ÇOCUKLARA SEÇENEK SUNULMALI
Çocuklara ne yemek istediklerini sormanın ve seçenek sunmanın ehemmiyetine değinen Öğr. Gör. Oyman, “Çocuklara ‘Bugün ne pişireyim senin için?’ demek yerine seçenek sunmalıyız. Örneğin ‘bugün karnabahar mı yemek istersin yoksa bamya mı?’ üzere seçenekler olabilir. Zira seçenek sunulan çocuk fikirlerinin bedelli olduğunu ve seçim yapabilme hissinin sorumluluğunu öğrenir. Bu halde seçtiği yemeği farkındalıkla yer. Aksi taktirde konutta hiç olmayan bir şeyi de isteyebilir ve bu isteği yerine getiremediğimizde bir itimat kaybına sebep oluruz. Birebir vakitte yemekler hiçbir vakit ödül yahut ceza olarak kullanılmamalı. Bunun yapılması sonucunda çocuklar yalnızca sevdikleri yemekleri yemek için tıpkı davranışları tekrar etmeye ve koşullanmaya başlarlar. Bu da ileriki periyotta daima onay görme gereksinimi duyan bireylere dönüşmelerine sebep olur” dedi.

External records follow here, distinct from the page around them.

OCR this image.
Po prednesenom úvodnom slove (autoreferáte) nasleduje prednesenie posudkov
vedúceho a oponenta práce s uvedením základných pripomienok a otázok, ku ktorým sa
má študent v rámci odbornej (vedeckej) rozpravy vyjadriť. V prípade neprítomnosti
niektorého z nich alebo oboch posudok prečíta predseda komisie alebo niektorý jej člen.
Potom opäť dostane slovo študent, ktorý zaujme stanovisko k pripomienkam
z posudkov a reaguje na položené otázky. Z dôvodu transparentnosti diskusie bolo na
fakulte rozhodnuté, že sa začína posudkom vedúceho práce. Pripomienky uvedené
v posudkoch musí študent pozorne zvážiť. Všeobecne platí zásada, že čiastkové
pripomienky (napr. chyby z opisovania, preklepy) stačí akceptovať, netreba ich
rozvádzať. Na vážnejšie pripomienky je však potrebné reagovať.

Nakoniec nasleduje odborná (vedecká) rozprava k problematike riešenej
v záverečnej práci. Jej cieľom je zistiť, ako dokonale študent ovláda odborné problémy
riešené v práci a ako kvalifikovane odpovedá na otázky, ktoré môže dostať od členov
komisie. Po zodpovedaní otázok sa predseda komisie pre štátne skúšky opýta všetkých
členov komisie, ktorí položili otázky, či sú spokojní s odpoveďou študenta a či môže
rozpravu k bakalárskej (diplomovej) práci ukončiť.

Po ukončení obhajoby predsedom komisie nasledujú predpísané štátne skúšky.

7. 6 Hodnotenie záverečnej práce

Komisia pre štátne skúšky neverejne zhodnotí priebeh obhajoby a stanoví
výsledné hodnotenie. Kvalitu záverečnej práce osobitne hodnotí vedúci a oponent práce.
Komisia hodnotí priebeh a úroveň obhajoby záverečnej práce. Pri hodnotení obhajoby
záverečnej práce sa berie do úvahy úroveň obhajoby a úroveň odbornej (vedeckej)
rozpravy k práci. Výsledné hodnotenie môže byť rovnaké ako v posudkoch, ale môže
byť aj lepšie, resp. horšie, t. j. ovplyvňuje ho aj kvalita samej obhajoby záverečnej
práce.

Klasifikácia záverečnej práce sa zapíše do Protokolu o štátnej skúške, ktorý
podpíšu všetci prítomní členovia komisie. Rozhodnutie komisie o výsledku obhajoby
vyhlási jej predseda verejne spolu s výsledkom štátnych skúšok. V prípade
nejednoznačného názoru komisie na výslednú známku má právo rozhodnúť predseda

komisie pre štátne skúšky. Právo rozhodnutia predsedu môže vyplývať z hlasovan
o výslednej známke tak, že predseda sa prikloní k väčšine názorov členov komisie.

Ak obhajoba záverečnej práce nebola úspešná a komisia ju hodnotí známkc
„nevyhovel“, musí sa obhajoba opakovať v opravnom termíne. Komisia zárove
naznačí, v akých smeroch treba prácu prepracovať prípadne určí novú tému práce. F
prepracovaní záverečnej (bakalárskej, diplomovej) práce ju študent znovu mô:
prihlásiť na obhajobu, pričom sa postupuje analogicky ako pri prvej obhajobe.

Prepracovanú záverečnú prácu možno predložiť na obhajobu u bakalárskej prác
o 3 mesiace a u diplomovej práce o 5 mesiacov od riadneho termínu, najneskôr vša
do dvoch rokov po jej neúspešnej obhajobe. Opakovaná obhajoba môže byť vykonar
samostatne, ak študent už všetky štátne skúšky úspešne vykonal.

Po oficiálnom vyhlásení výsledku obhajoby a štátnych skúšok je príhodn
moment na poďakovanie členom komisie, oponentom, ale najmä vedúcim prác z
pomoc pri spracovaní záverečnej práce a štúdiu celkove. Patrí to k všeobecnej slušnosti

Ebeveynlerin çocukları için rol model olduğunun unutulmaması gerektiğinin altını çizen Büşra Umut Oyman, ailelere de tavsiyelerde şu tavsiyelerde bulundu:
“Hareketsiz, TV karşısında patates cipsi atıştıran ebeveynlerin, çocuklarından sağlıklı beslenmelerini, hareketli olmalarını beklemeleri gerçekçi ve sürdürülebilir olmaz. Ayrıyeten araştırmalar çocuklara farklı yemek pişirilmemesi gerektiğini, meskende herkesin yediği yemeklerden yemelerinin daha uygun olacağını söylüyor. Tabi birtakım günler özgür gün olabilir. Atıştırmalıklar için ise çocuklara, ortalarında seçim yapabilecekleri sağlıklı seçenekler sunabilirsiniz. Daha çok konutta kaldığımız bugünlerde, birlikte mesken üretimi sağlıklı kekler, krakerler yapabilirsiniz.”